Let’s move to 3d though for another example. Think about a color, representing as a red, green, and blue component (as they often are). Now, suppose you wish to blend two colors. If you simply combine individual components you’ll have issues with luminosity. If you instead consider the color as a coordinate in a 3-space, like a 3d Point, you get a better solution: the blended color is merely the middle point between the two other points. If you start looking more into colors, you’ll actually notice that things like luminosity, hue, color-space conversion, and matching tend to be expressable as vector and matrix operations.

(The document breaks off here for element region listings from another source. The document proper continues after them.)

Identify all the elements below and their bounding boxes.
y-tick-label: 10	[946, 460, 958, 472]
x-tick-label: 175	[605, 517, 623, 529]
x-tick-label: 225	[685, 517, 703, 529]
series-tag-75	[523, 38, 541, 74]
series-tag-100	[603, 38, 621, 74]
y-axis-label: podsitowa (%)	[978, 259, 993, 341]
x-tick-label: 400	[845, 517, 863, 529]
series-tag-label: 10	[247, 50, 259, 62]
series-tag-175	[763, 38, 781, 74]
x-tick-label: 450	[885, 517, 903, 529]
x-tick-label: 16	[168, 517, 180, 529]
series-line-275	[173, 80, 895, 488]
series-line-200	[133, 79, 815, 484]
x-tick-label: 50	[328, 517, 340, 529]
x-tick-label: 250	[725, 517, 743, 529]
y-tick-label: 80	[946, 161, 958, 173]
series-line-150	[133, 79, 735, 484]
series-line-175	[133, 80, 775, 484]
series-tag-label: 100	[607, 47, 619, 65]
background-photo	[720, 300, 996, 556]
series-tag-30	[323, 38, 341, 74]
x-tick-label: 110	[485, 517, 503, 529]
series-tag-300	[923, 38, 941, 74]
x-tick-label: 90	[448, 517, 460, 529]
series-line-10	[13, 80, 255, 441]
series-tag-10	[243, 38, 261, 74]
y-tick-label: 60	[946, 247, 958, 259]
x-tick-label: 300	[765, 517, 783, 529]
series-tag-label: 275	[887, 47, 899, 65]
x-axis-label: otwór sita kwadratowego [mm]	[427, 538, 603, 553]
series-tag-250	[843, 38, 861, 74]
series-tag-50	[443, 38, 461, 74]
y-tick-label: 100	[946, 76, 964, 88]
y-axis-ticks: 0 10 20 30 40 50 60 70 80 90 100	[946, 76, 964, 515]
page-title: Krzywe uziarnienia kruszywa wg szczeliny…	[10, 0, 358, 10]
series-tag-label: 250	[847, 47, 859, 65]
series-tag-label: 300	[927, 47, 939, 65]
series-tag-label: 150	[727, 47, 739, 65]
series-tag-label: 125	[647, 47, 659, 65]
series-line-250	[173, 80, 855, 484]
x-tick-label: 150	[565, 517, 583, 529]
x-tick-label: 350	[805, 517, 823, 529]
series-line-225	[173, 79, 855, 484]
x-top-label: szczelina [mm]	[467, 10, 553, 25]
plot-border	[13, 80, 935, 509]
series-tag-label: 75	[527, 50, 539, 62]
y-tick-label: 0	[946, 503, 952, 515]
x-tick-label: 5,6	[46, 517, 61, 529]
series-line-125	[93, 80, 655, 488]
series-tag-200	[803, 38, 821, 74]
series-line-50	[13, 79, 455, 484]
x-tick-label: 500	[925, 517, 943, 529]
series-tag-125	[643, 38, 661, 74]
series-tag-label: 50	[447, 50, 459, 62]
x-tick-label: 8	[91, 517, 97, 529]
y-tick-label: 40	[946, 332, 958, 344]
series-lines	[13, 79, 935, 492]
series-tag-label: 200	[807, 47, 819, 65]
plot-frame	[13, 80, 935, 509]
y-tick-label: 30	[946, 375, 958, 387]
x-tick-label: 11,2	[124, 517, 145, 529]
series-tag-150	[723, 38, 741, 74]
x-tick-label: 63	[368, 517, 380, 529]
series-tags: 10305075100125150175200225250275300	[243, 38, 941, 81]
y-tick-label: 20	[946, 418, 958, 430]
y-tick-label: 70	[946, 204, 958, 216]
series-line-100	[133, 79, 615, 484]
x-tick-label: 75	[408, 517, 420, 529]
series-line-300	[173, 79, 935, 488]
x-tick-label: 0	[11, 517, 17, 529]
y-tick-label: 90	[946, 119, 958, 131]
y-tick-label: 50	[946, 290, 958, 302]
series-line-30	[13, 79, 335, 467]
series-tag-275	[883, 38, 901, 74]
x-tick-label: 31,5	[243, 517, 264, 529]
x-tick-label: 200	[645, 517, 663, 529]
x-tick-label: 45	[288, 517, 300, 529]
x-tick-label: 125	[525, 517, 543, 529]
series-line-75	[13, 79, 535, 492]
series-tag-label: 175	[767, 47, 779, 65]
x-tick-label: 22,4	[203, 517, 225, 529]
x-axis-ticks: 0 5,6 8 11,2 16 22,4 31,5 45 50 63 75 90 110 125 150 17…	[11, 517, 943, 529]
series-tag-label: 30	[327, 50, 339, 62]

Where does this leave our Point data type? While logically we perform different operations on points, complex numbers, and colors, underneath they are all the same vector operations. Does this mean our Point class, and functions, are nothing more than different names for the vector operations?
To The Point
As I said in the beginning, I’m not striving for a conclusion here, simply interested in exploring the complexity involved in a very basic data type. We’ve seen here that different types can be represented by the same data structures (point and complex number). Functions can have the same meaning even if the representation changes (rotating a cartesian versus polar coordinate). Types from different domains can actually share implementations (colors and 3d points). We’ve also seen that our simple point class also requires a context to really mean anything at all.
While reading programming literature I often see terms like “concrete”, “logical” and “abstract” data type bandied about without clear consideration of what they actually mean. It seems that one’s perspective on the data could change the definitions. Are we considering the operations on the data, or the underlying binary representation? Does our result exist in a virtual space, or does it represent a concrete location on a device?
All these questions are perhaps not significant for one program. In the general realm of object oriented programming and language design they become very relevant. It’s not an easy topic, nor do I think we’re done exploring it; I’ll certainly come back to it. For now though, each time you code a new data structure, just think about our one question, “What is a point?”